4 juillet 2025 – Le Groupe de travail des Nations Unies sur la détention arbitraire a publié un avis juridique condamnant la détention prolongée du juge tunisien Bechir Akremi, figure éminente de la magistrature. Le Groupe de travail considère sa détention comme arbitraire et constitutive d’une violation flagrante des normes internationales, notamment le Pacte international relatif aux droits civils et politiques et la Déclaration universelle des droits de l’homme.
Une grave violation du droit international et un précédent dangereux pour l’indépendance judiciaire
Dans son Avis n° 2/2025, publié en avril dernier, le Groupe de travail a affirmé que l’arrestation de Bechir Akremi n’a aucun fondement légal et s’inscrit dans une campagne systématique visant les magistrats indépendants, suite à la décision du président Kaïs Saïed de dissoudre le Conseil Suprême de la Magistrature et de nommer un conseil intérimaire dépendant du pouvoir exécutif, compromettant ainsi l’indépendance de la justice en Tunisie.
Le Groupe de travail estime que la détention d’Akremi relève des catégories I et III de privation arbitraire de liberté, précisant que l’affaire constitue une violation directe de l’article 9 du Pacte international et de l’article 10 de la Déclaration universelle des droits de l’homme.
Contexte de l’affaire :
Bechir Akremi, ancien juge chargé de dossiers sensibles liés au terrorisme et à la corruption, a été révoqué en juin 2022 par décret présidentiel. Bien que cette décision ait été annulée par la justice tunisienne, les autorités exécutives ont refusé de la mettre en œuvre.
En février 2023, Akremi a été arrêté arbitrairement sans mandat, puis transféré à l’hôpital psychiatrique Razi sans base légale, sur la base de rapports médicaux contestables. Le Groupe de travail affirme que ces pratiques relèvent d’un schéma inquiétant d’intimidation judiciaire visant les magistrats qui défendent leur indépendance professionnelle.
Violations répétées de ses droits fondamentaux
Le rapport de l’ONU souligne qu’au cours de sa détention, Bechir Akremi a été soumis à :
- Privation de sommeil
- Interdiction de visite de son avocat
- Réadmission de dossiers judiciaires déjà clos, en violation du principe de non bis in idem (non-cumul des peines)

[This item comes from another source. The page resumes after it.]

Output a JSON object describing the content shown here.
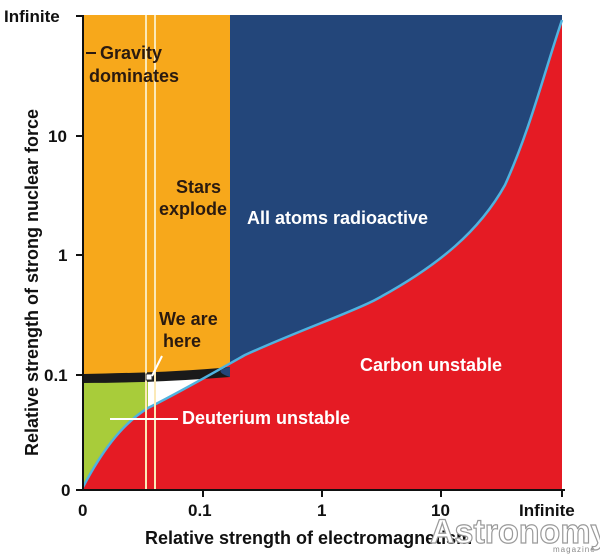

- Manipulation des procédures d’enquête et absence des garanties minimales d’un procès équitable
Le Groupe de travail considère que ces violations portent non seulement atteinte aux droits d’Akremi, mais minent également l’indépendance de la justice et envoient un message d’intimidation à l’ensemble du corps judiciaire.
Recommandations de l’ONU au gouvernement tunisien :
Le Groupe de travail demande aux autorités tunisiennes de prendre des mesures urgentes, en particulier :
- La libération immédiate et inconditionnelle du juge Bechir Akremi
- L’octroi d’une indemnisation juste et de réparations adéquates
- L’ouverture d’une enquête indépendante et approfondie sur les conditions de sa détention et les violations subies
- La traduction en justice des auteurs de ces violations
- La réforme des lois et pratiques judiciaires pour les aligner sur les obligations internationales de la Tunisie
Le Groupe de travail a également saisi la Rapporteuse spéciale sur l’indépendance des juges et des avocats afin d’assurer un suivi de l’affaire et de prendre toute mesure complémentaire qu’elle jugerait nécessaire.
Suivi :
Le Groupe de travail a demandé au gouvernement tunisien de l’informer dans un délai de six mois des mesures prises pour mettre en œuvre ses recommandations, et a souligné qu’il se réserve le droit de prendre d’autres mesures, y compris de saisir le Conseil des Droits de l’Homme en cas d’absence de progrès.
Position de l’Observatoire pour la Liberté en Tunisie :
L’Observatoire pour la Liberté en Tunisie salue cet avis clair et ferme de l’ONU, qu’il considère comme une preuve supplémentaire du caractère politique et vindicatif des poursuites visant les magistrats indépendants en Tunisie. L’Observatoire affirme que la détention prolongée de Bechir Akremi constitue une menace grave pour l’indépendance judiciaire et les libertés fondamentales, et appelle à une mise en œuvre immédiate des recommandations des Nations Unies, sans délai.